The results have been disastrous, filling the country with thousands of armed but now largely unemployed jihadists, a plethora of unregulated modern weapons and a host of militant groups. The Islamists have followed their own agendas and have brought their struggle to the streets and into the heart of the country's politics.
In an amusing twist, Pakistani television channels blamed India's external intelligence agency for the attack on the cricketers. Geo, a leading news channel, broadcast old footage of the president of the Congress party, Sonia Gandhi, promising a fitting response to those responsible for terrorist acts in India.
It underscores how the disputed region of Kashmir is again in the shadows of Tuesday's events in Lahore. It is not in the job description of Richard Holbrooke, Obama's special representative to Pakistan and Afghanistan, but remains critical in establishing any sort of stability in the region.
In this month's New Yorker magazine, a long-time visitor to the region, Steve Coll, reports that several years of intense negotiations between India and Pakistan came within a whisker of establishing a settlement on Kashmir. But as the legitimacy of the then president Pervez Musharraf declined, the prospect of selling any deal became near impossible. The Mumbai attacks were the final nail in the coffin.

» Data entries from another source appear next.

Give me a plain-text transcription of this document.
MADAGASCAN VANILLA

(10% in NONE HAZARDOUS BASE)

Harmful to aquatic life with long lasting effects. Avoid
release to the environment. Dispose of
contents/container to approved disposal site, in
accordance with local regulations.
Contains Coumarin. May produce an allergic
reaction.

The growing unrest suggests the army will again become an imminent presence, a reminder that it has always been the one secular force bringing about a semblance of order. For all his autocratic faults, Musharraf's reign coincided with a period of strong economic growth and increased freedom of the press.
Pakistan remains the prime manifestation of the sores of partition in a region that is still stinging from post-colonial headaches. It is where ancient identities and conflicts arising from them are being reinterpreted for modern conditions, a kind of Balkans with garam masala.
As its most worrying example, Pakistan, languishes next to its powerful neighbour, its impact upon our world may be just as great, albeit in an entirely different direction.
Tanveer Ahmed is a Visiting Fellow for The Centre for Independent Studies and is writing a report on Indo-Pakistan relations.